1You will need a big pot! I use a lobster pot which may seem odd for a kosher chicken soup, but believe me it’s worth the investment and you could feed a small army with this pot of soup. Prep all the vegetables. Cut the onion into large chunks, cut the leek into thick circles, and chop the chives into one inch long pieces.
2I like to cut the carrots and celery into big chunks. I think it makes the soup hearty and the vegetables do not break down and get mushy- but you decide how you like it.
3Coat the bottom of the pot with olive oil. Heat the olive oil and add the minced garlic.
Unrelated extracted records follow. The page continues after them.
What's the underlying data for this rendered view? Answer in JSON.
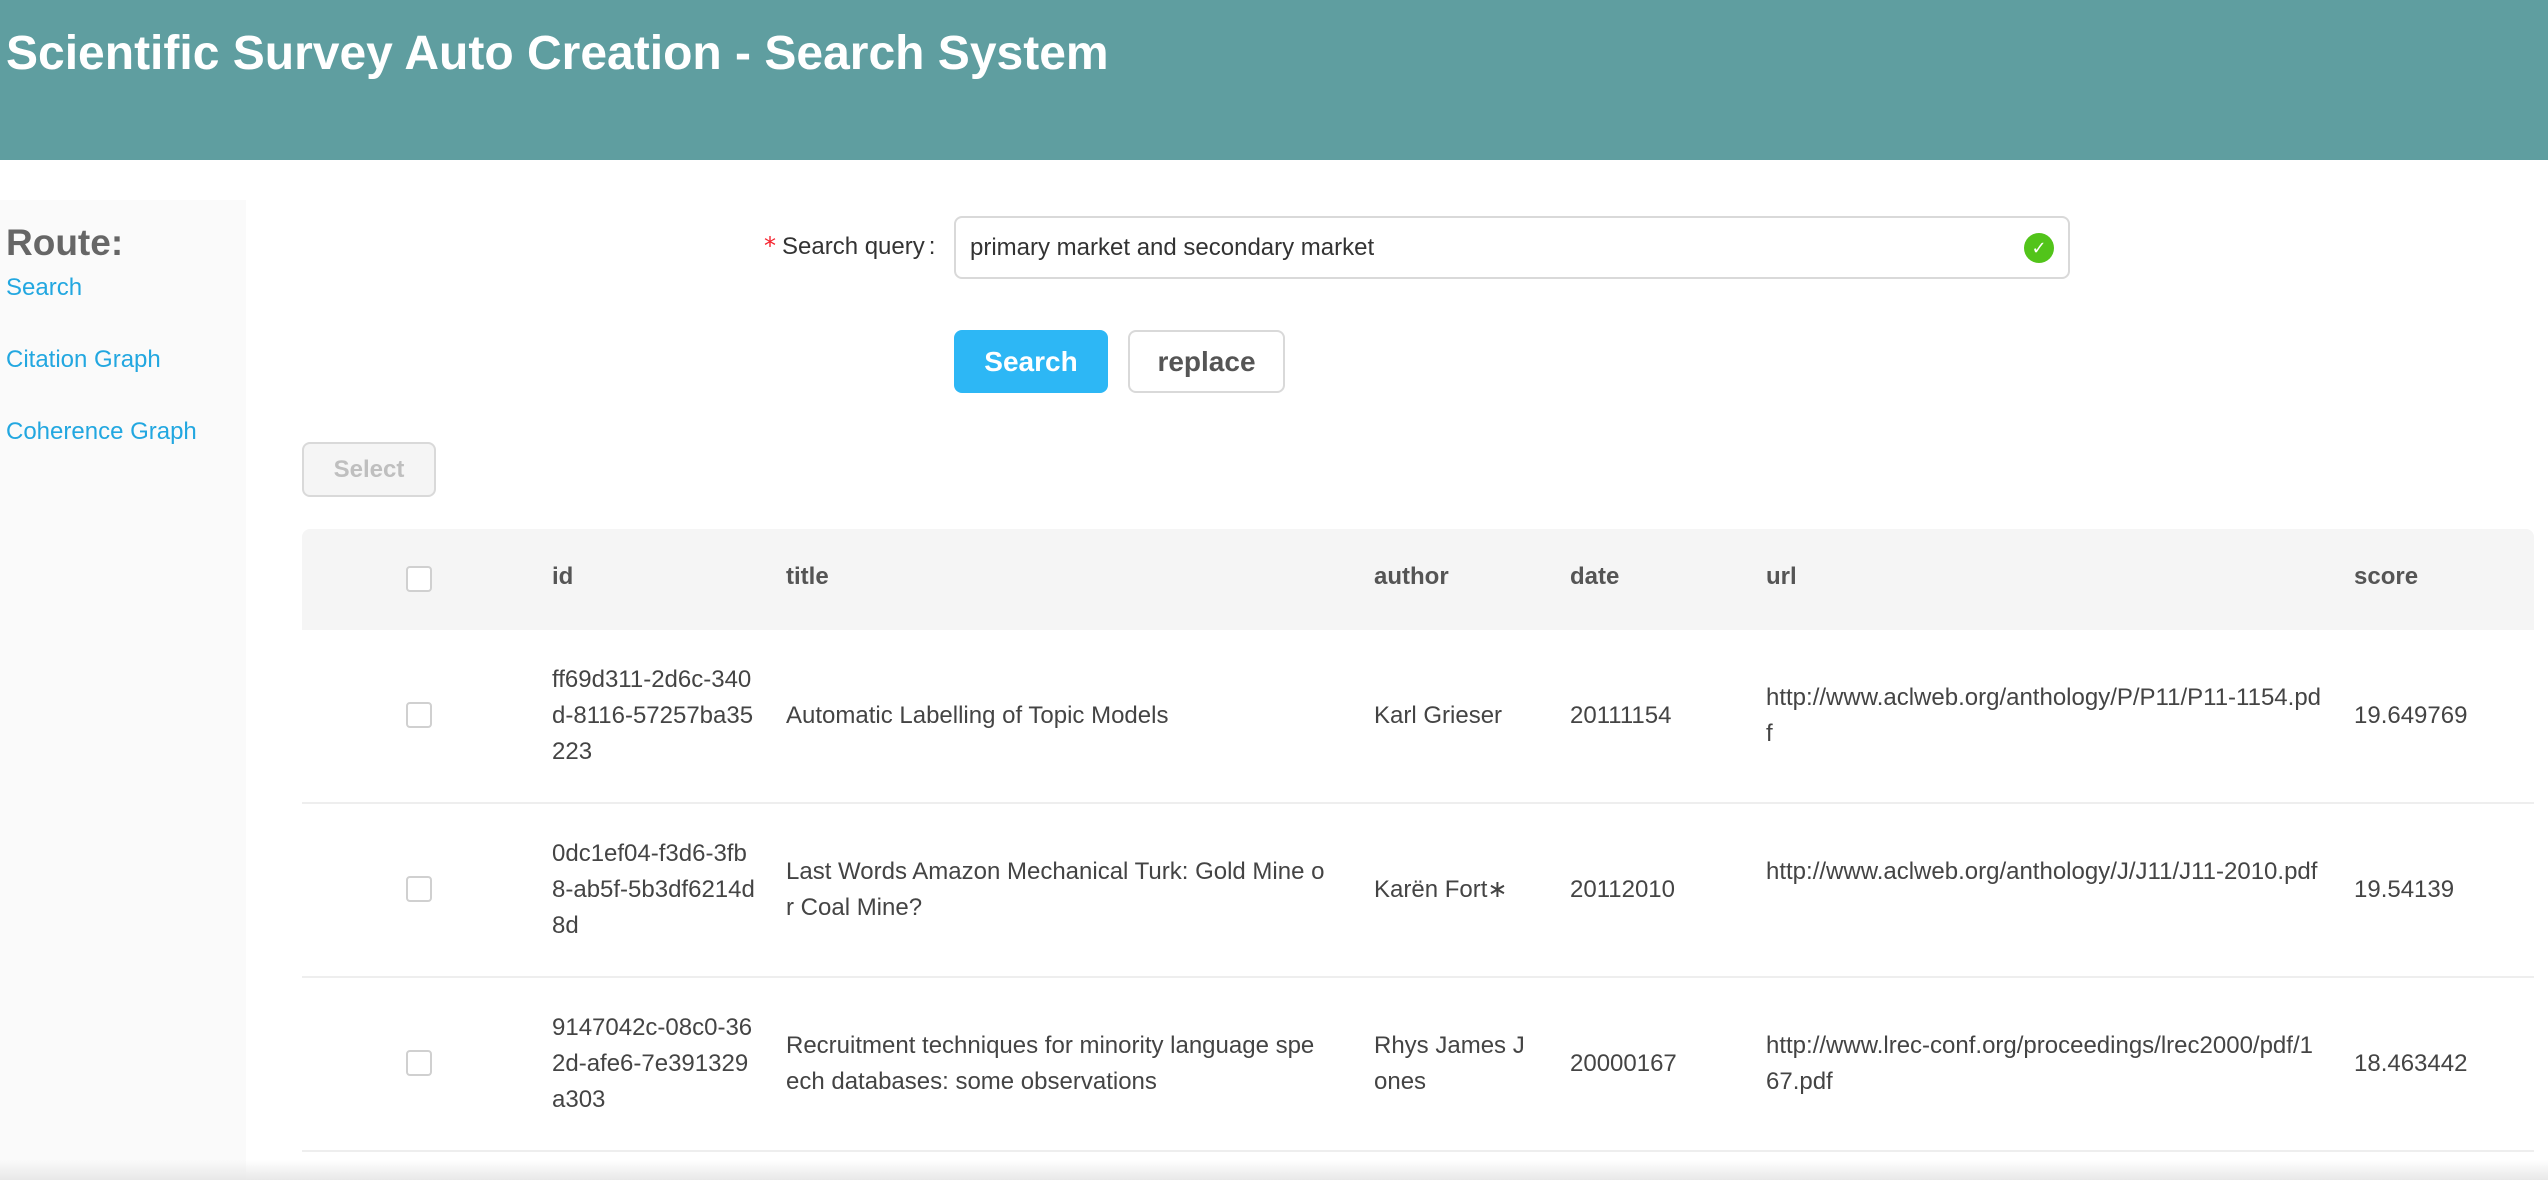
{
  "header": {
    "title": "Scientific Survey Auto Creation - Search System"
  },
  "sidebar": {
    "title": "Route:",
    "items": [
      {
        "label": "Search"
      },
      {
        "label": "Citation Graph"
      },
      {
        "label": "Coherence Graph"
      }
    ]
  },
  "search": {
    "required_mark": "*",
    "label": "Search query",
    "label_suffix": ":",
    "value": "primary market and secondary market",
    "status_icon": "check-circle-icon",
    "search_button": "Search",
    "replace_button": "replace"
  },
  "select_button": "Select",
  "table": {
    "columns": [
      "id",
      "title",
      "author",
      "date",
      "url",
      "score"
    ],
    "rows": [
      {
        "id": "ff69d311-2d6c-340d-8116-57257ba35223",
        "title": "Automatic Labelling of Topic Models",
        "author": "Karl Grieser",
        "date": "20111154",
        "url": "http://www.aclweb.org/anthology/P/P11/P11-1154.pdf",
        "score": "19.649769"
      },
      {
        "id": "0dc1ef04-f3d6-3fb8-ab5f-5b3df6214d8d",
        "title": "Last Words Amazon Mechanical Turk: Gold Mine or Coal Mine?",
        "author": "Karën Fort∗",
        "date": "20112010",
        "url": "http://www.aclweb.org/anthology/J/J11/J11-2010.pdf",
        "score": "19.54139"
      },
      {
        "id": "9147042c-08c0-362d-afe6-7e391329a303",
        "title": "Recruitment techniques for minority language speech databases: some observations",
        "author": "Rhys James Jones",
        "date": "20000167",
        "url": "http://www.lrec-conf.org/proceedings/lrec2000/pdf/167.pdf",
        "score": "18.463442"
      }
    ]
  },
  "colors": {
    "header_bg": "#5f9ea0",
    "link": "#22a7e0",
    "primary_button": "#2db7f5",
    "success": "#52c41a",
    "required": "#f5222d"
  }
}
Sautee the garlic- do not brown it, just begin to extract the natural juices within the garlic.
4Add the onions, leeks, chives, black pepper, onion powder, garlic powder, chicken soup consommé powder and brown sugar, 1 cup of water and sauté for five minutes.
5Once you begin to see a thick sauce on the bottom of the pan add the chunks of carrot, celery the chicken and remaining 15 cups of water.
6Bring the soup to a boil and then add the bunch of dill and parsley. Lower the heat and simmer. I have been known to let this soup simmer for four hours on low. If you don’t have that type of time you can boil the soup for an hour. I find that the longer you let the soup simmer the more intense the flavor of the soup becomes.